Out of Doors
About this Piece
The year 1905 proved crucial for Béla Bartók, for that was when he and his friend and fellow Hungarian Zoltán Kodály became interested in their native folk music. On countless field trips into the countryside, the young composers collected and codified thousands of folk songs, enriching their country’s culture and, immeasurably, their own art. Nothing they wrote once the folk elements touched their lives was untouched by components that they were uncovering: irregular rhythms, unusual scale combinations and modes, severely simple melodies whose rise and fall stemmed from speech patterns, and passionate temperament. In addition to these characteristics, Bartók developed a driving, often barbaric element in his music including biting, clenched dissonances, and in contrast, wondrously provocative calms.

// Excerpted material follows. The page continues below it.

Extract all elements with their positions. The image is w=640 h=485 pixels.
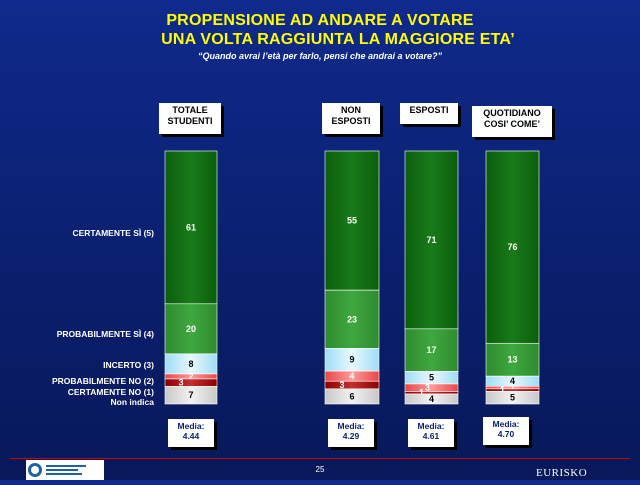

In his piano music, the Bartók mix was served through a keyboard style that counted percussiveness as its chief component. Beginning with his solo piece the Allegro barbaro (1911) and extending to his later works, the composer took a literal view of the keyboard as percussion instrument. Not surprisingly, the composer’s own performances of his knotty music met with formidable public resistance. The year 1926 was a high-water mark for his piano compositions, which included the Sonata, Nine Little Piano Pieces, the First Piano Concerto, and Out of Doors.
Out of Doors, given its name apparently because the titles of the pieces allude to pastoral settings, represents Bartók at his most uncompromising, which is to say at his most percussive, dissonant, demonic, and pianistically demanding. (The composer performed several of the pieces of the set publicly, but not all at one time.)

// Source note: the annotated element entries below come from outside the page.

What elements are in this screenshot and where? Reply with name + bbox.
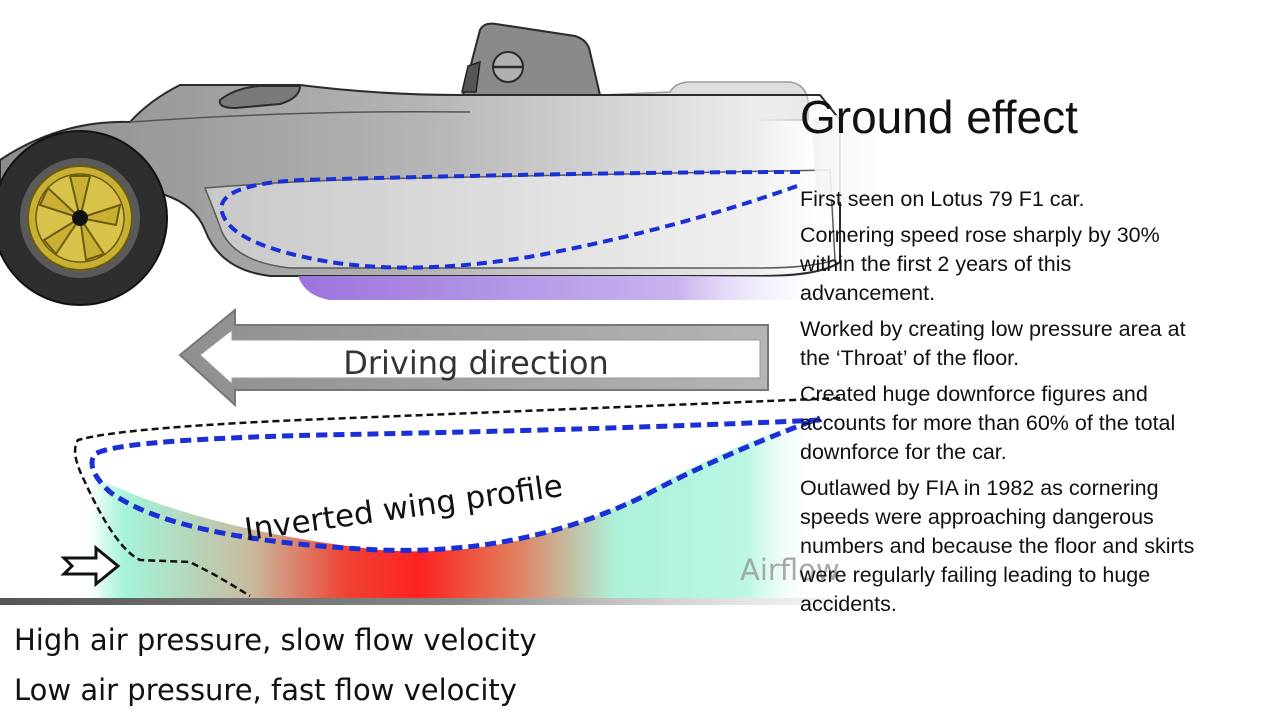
roll-hoop [461, 22, 602, 96]
legend-high-pressure: High air pressure, slow flow velocity [14, 623, 537, 657]
airflow-label: Airflow [740, 553, 840, 587]
race-car [0, 22, 885, 306]
skirt [298, 276, 840, 300]
bullet-item: Created huge downforce figures and accou… [800, 382, 1176, 464]
inverted-wing-profile [89, 415, 821, 553]
bullet-list: First seen on Lotus 79 F1 car. Cornering… [800, 185, 1200, 626]
bullet-item: Worked by creating low pressure area at … [800, 317, 1186, 370]
wing-profile-label: Inverted wing profile [242, 468, 565, 548]
pressure-gradient-region [90, 415, 820, 598]
roll-hoop-bracket [461, 60, 481, 93]
ground-line [0, 598, 840, 605]
bullet-item: Cornering speed rose sharply by 30% with… [800, 223, 1160, 305]
sidepod [203, 169, 836, 269]
windscreen [218, 85, 302, 110]
legend-low-pressure: Low air pressure, fast flow velocity [14, 673, 517, 707]
car-wing-profile [219, 170, 801, 270]
airflow-arrow-icon [60, 544, 121, 588]
bullet-item: First seen on Lotus 79 F1 car. [800, 187, 1085, 211]
driving-direction-label: Driving direction [343, 344, 609, 382]
slide-title: Ground effect [800, 91, 1078, 143]
front-wheel [0, 130, 168, 306]
floor-outline [73, 396, 841, 598]
bullet-item: Outlawed by FIA in 1982 as cornering spe… [800, 476, 1195, 616]
rear-light-glow [812, 115, 885, 203]
driving-direction-arrow: Driving direction [178, 307, 769, 408]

The first, With Drums and Pipes, begins with the steady beating by both hands of a note cluster (D-E, F-G-flat) in the low bass. The beating, with either one hand or both, continues throughout the brief piece, with short modally inflected, semi-melodic interjections. Toward the end, the drumbeats build mightily until a single octave is held long enough for the sound to all but dissipate under which a final drumbeat, on the very lowest two notes of the keyboard, takes its last lick.
Barcarolla has a constantly moving accompaniment typical of the boat-song genre. Repeated in various configurations, the water-simulating figures undulate under a folk-like melody set in frequently changing meters. The boat ride, not without some mysterious context, ends quietly.

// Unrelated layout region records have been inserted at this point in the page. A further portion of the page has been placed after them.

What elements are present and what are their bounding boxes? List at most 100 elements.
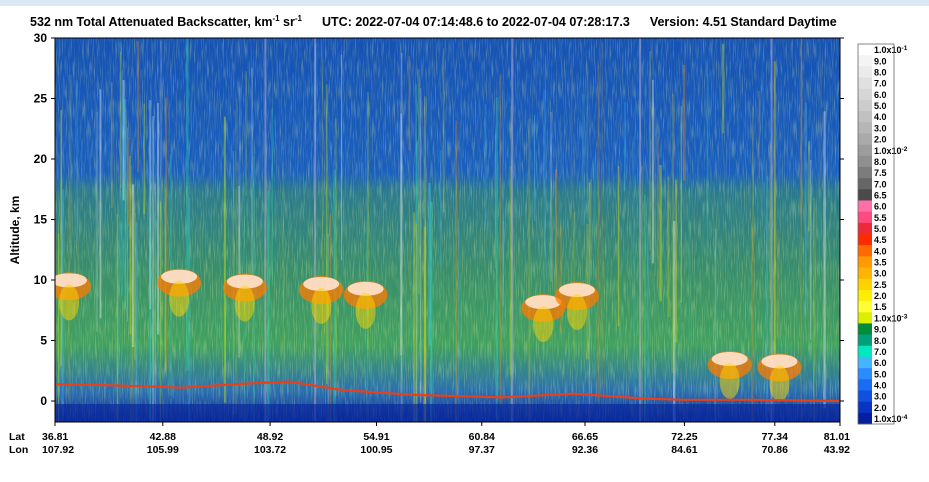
colorbar-label: 6.0 <box>874 358 887 368</box>
colorbar-label-cell <box>872 166 894 179</box>
cloud-virga <box>719 363 740 400</box>
noise-streak <box>646 222 649 422</box>
noise-streak <box>251 67 253 291</box>
noise-streak <box>314 38 317 422</box>
y-tick-label: 20 <box>34 152 48 166</box>
lon-tick-label: 100.95 <box>360 444 392 456</box>
noise-streak <box>659 165 662 302</box>
noise-streak <box>776 229 779 337</box>
lat-tick-label: 48.92 <box>257 431 283 443</box>
noise-streak <box>119 42 122 284</box>
colorbar-label: 5.5 <box>874 213 887 223</box>
colorbar-label-cell <box>872 88 894 101</box>
colorbar-label-cell <box>872 200 894 212</box>
noise-streak <box>644 194 646 422</box>
noise-streak <box>122 80 125 201</box>
lat-tick-label: 81.01 <box>824 431 850 443</box>
colorbar-swatch <box>858 111 872 123</box>
lat-tick-label: 36.81 <box>42 431 68 443</box>
noise-streak <box>60 109 63 366</box>
noise-streak <box>116 213 119 422</box>
y-axis: 30 25 20 15 10 5 0 <box>34 31 844 408</box>
colorbar-label: 9.0 <box>874 56 887 66</box>
colorbar-label: 4.0 <box>874 112 887 122</box>
colorbar-swatch <box>858 368 872 380</box>
noise-streak <box>502 220 504 307</box>
y-tick-label: 5 <box>40 334 47 348</box>
colorbar-swatch <box>858 122 872 134</box>
cloud-virga <box>169 280 190 317</box>
cloud-virga <box>234 285 255 322</box>
colorbar-label-cell <box>872 222 894 235</box>
noise-streak <box>75 80 79 243</box>
colorbar-swatch <box>858 356 872 369</box>
y-tick-label: 30 <box>34 31 48 45</box>
surface-return-line <box>55 380 840 403</box>
colorbar-swatch <box>858 256 872 268</box>
colorbar-label: 7.0 <box>874 347 887 357</box>
noise-streak <box>117 223 120 375</box>
lat-tick-label: 42.88 <box>150 431 176 443</box>
cloud-virga <box>311 288 332 324</box>
noise-streak <box>159 201 161 422</box>
colorbar-label: 3.0 <box>874 269 887 279</box>
noise-streak <box>639 38 642 422</box>
noise-streak <box>223 116 226 403</box>
colorbar-label-cell <box>872 66 894 78</box>
noise-streak <box>501 81 504 338</box>
noise-streak <box>714 228 717 422</box>
noise-streak <box>321 58 324 346</box>
noise-streak <box>134 212 136 360</box>
noise-streak <box>597 64 600 402</box>
noise-streak <box>528 118 531 422</box>
colorbar-swatch <box>858 312 872 324</box>
y-tick-label: 10 <box>34 273 48 287</box>
noise-streak <box>673 220 676 422</box>
lon-tick-label: 70.86 <box>762 444 788 456</box>
chart-title: 532 nm Total Attenuated Backscatter, km -… <box>30 14 837 29</box>
title-main: 532 nm Total Attenuated Backscatter, km <box>30 15 273 30</box>
noise-streak <box>428 183 431 346</box>
colorbar-label: 7.0 <box>874 179 887 189</box>
noise-streak <box>367 92 369 350</box>
noise-streak <box>682 64 686 181</box>
cloud-top <box>161 269 198 284</box>
noise-streak <box>510 106 512 422</box>
cloud-top <box>226 274 263 289</box>
noise-streak <box>495 97 498 421</box>
colorbar-label: 4.0 <box>874 246 887 256</box>
cloud-virga <box>533 306 554 343</box>
noise-streak <box>590 179 592 264</box>
noise-streak <box>509 166 512 376</box>
noise-streak <box>152 116 155 422</box>
noise-streak <box>656 136 659 289</box>
noise-streak <box>188 197 191 422</box>
colorbar-label-cell <box>872 144 894 157</box>
noise-streak <box>555 168 558 308</box>
noise-streak <box>419 88 422 403</box>
noise-streak <box>341 54 343 261</box>
cloud-virga <box>59 284 80 321</box>
lon-tick-label: 103.72 <box>254 444 286 456</box>
cloud-top <box>55 273 88 288</box>
noise-streak <box>560 225 562 333</box>
noise-streak <box>121 70 124 297</box>
noise-streak <box>110 82 113 209</box>
colorbar-swatch <box>858 222 872 235</box>
colorbar-label-cell <box>872 122 894 134</box>
colorbar-label-cell <box>872 368 894 380</box>
title-exponent-sr: -1 <box>294 14 302 23</box>
noise-streak <box>594 156 597 250</box>
lon-tick-label: 107.92 <box>42 444 74 456</box>
colorbar-swatch <box>858 345 872 358</box>
below-surface-band <box>55 404 840 422</box>
colorbar-label: 7.0 <box>874 79 887 89</box>
cloud-top <box>303 277 340 291</box>
noise-streak <box>820 73 822 191</box>
colorbar-label-cell <box>872 323 894 335</box>
lat-tick-label: 72.25 <box>671 431 697 443</box>
colorbar-swatch <box>858 379 872 391</box>
lat-label: Lat <box>9 431 25 443</box>
colorbar-label: 6.0 <box>874 90 887 100</box>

Musettes is one of many examples of Bartók’s predilection for the bagpipe, specifically, a small French version of the instrument that was popular in 17th- and 18th-century aristocratic circles. Bartók encountered the bagpipe on his folk music expeditions and emulated it in several pieces. Musettes is filled with the sounds of the bagpipe—the fifths in the bass, the sound of air filling the instrument, the grace-note tremolos, the peasant melodies.
The Night’s Music turns the light on one of Bartók’s most distinctive additions to musical literature, the delineation, in an atmospheric, almost expressionist manner, of the sounds of nocturnal creatures. The piece is notated on three staves so that the performer may best understand the importance of each resonating strand of the music. In this case, the device of a tone cluster (E-sharp to A) that is sounded throughout has a hypnotic effect that contributes to the myriad sounds that are set in motion.
The Chase is expectedly very fast and often very loud, and repeatedly returns to two- or three-note textures, one of them being a five-note ostinato played in the bass (not always with the same notes). At the quick tempo of this chase, the five notes, always starting with a large descending skip, are extremely difficult to negotiate. But since their purpose is to create a whirlwind blur of sound, the pianist is off the hook in terms of clarity. The ending is enigmatic in that it occurs unexpectedly. Was the chased caught? Did the chaser just give up?